The reality is that while a transplanted organ is far preferable to being tethered to a dialysis machine or DeBakey heart pump, patients are merely trading a fatal disease for a chronic one. The new tissue often extends their lives for only a handful of additional years. Transplant programs frequently advertise that to sign up as an organ donor is to give a “gift of life” and that successful transplants are “miracles.” They rarely mention that posttransplant living generally falls short of a phoenixlike rebirth. Instead, recipients live on heavy regimens of antirejection drugs that lower their immune system and make them ideal hosts for fatal opportunistic infections.

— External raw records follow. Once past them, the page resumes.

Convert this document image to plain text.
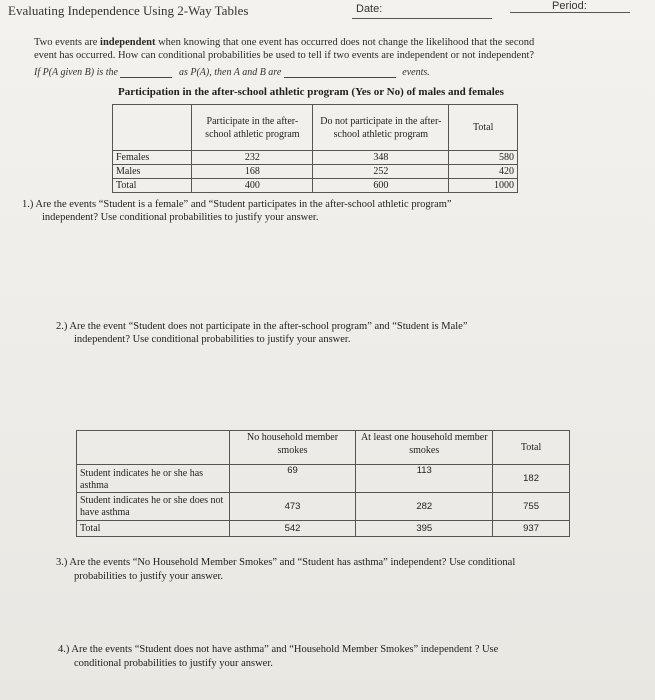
Evaluating Independence Using 2-Way Tables	Date:	Period:
Two events are independent when knowing that one event has occurred does not change the likelihood that the second
event has occurred. How can conditional probabilities be used to tell if two events are independent or not independent?
If P(A given B) is the	as P(A), then A and B are	events.
Participation in the after-school athletic program (Yes or No) of males and females
	Participate in the after-school athletic program	Do not participate in the after-school athletic program	Total
Females	232	348	580
Males	168	252	420
Total	400	600	1000
1.) Are the events “Student is a female” and “Student participates in the after-school athletic program”
independent? Use conditional probabilities to justify your answer.
2.) Are the event “Student does not participate in the after-school program” and “Student is Male”
independent? Use conditional probabilities to justify your answer.
	No household member smokes	At least one household member smokes	Total
Student indicates he or she has asthma	69	113	182
Student indicates he or she does not have asthma	473	282	755
Total	542	395	937
3.) Are the events “No Household Member Smokes” and “Student has asthma” independent? Use conditional
probabilities to justify your answer.
4.) Are the events “Student does not have asthma” and “Household Member Smokes” independent ? Use
conditional probabilities to justify your answer.
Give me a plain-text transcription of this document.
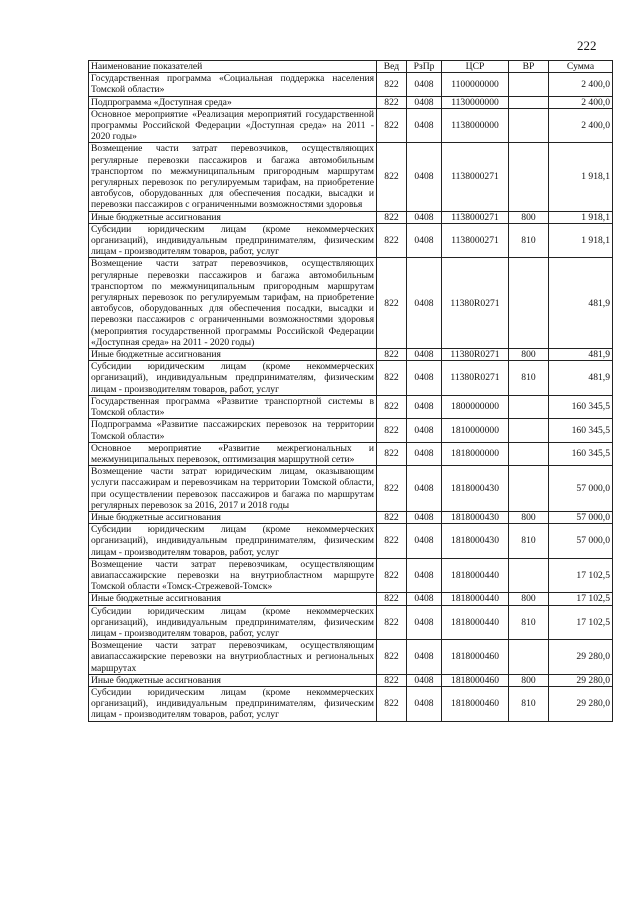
222
Наименование показателей	Вед	РзПр	ЦСР	ВР	Сумма
Государственная программа «Социальная поддержка населения Томской области»	822	0408	1100000000		2 400,0
Подпрограмма «Доступная среда»	822	0408	1130000000		2 400,0
Основное мероприятие «Реализация мероприятий государственной программы Российской Федерации «Доступная среда» на 2011 - 2020 годы»	822	0408	1138000000		2 400,0
Возмещение части затрат перевозчиков, осуществляющих регулярные перевозки пассажиров и багажа автомобильным транспортом по межмуниципальным пригородным маршрутам регулярных перевозок по регулируемым тарифам, на приобретение автобусов, оборудованных для обеспечения посадки, высадки и перевозки пассажиров с ограниченными возможностями здоровья	822	0408	1138000271		1 918,1
Иные бюджетные ассигнования	822	0408	1138000271	800	1 918,1
Субсидии юридическим лицам (кроме некоммерческих организаций), индивидуальным предпринимателям, физическим лицам - производителям товаров, работ, услуг	822	0408	1138000271	810	1 918,1
Возмещение части затрат перевозчиков, осуществляющих регулярные перевозки пассажиров и багажа автомобильным транспортом по межмуниципальным пригородным маршрутам регулярных перевозок по регулируемым тарифам, на приобретение автобусов, оборудованных для обеспечения посадки, высадки и перевозки пассажиров с ограниченными возможностями здоровья (мероприятия государственной программы Российской Федерации «Доступная среда» на 2011 - 2020 годы)	822	0408	11380R0271		481,9
Иные бюджетные ассигнования	822	0408	11380R0271	800	481,9
Субсидии юридическим лицам (кроме некоммерческих организаций), индивидуальным предпринимателям, физическим лицам - производителям товаров, работ, услуг	822	0408	11380R0271	810	481,9
Государственная программа «Развитие транспортной системы в Томской области»	822	0408	1800000000		160 345,5
Подпрограмма «Развитие пассажирских перевозок на территории Томской области»	822	0408	1810000000		160 345,5
Основное мероприятие «Развитие межрегиональных и межмуниципальных перевозок, оптимизация маршрутной сети»	822	0408	1818000000		160 345,5
Возмещение части затрат юридическим лицам, оказывающим услуги пассажирам и перевозчикам на территории Томской области, при осуществлении перевозок пассажиров и багажа по маршрутам регулярных перевозок за 2016, 2017 и 2018 годы	822	0408	1818000430		57 000,0
Иные бюджетные ассигнования	822	0408	1818000430	800	57 000,0
Субсидии юридическим лицам (кроме некоммерческих организаций), индивидуальным предпринимателям, физическим лицам - производителям товаров, работ, услуг	822	0408	1818000430	810	57 000,0
Возмещение части затрат перевозчикам, осуществляющим авиапассажирские перевозки на внутриобластном маршруте Томской области «Томск-Стрежевой-Томск»	822	0408	1818000440		17 102,5
Иные бюджетные ассигнования	822	0408	1818000440	800	17 102,5
Субсидии юридическим лицам (кроме некоммерческих организаций), индивидуальным предпринимателям, физическим лицам - производителям товаров, работ, услуг	822	0408	1818000440	810	17 102,5
Возмещение части затрат перевозчикам, осуществляющим авиапассажирские перевозки на внутриобластных и региональных маршрутах	822	0408	1818000460		29 280,0
Иные бюджетные ассигнования	822	0408	1818000460	800	29 280,0
Субсидии юридическим лицам (кроме некоммерческих организаций), индивидуальным предпринимателям, физическим лицам - производителям товаров, работ, услуг	822	0408	1818000460	810	29 280,0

Noting the ease with which brokers are able to locate human tissue, Scheper-Hughes writes, “the real scarcity is not of organs, but transplant patients of sufficient means to pay for them.” While it is very difficult to directly pay a person to sell a kidney in the United States, the transplant list creates a pressing sense of scarcity. It’s true that without paid donors most organs come from a limited supply in the United States, where we harvest organs from brain-dead patients, relatives, occasional spontaneous donations, and organ-sharing schemes. This limited amount of available tissue drastically falls short of demand and drives up the cost of transplants. The high prices support an entirely self-sufficient medical economy that involves special life-support suppliers, organ transporters, legal departments, doctors, nurses, social workers, and administrators who all have a financial stake in keeping the transplant business churning.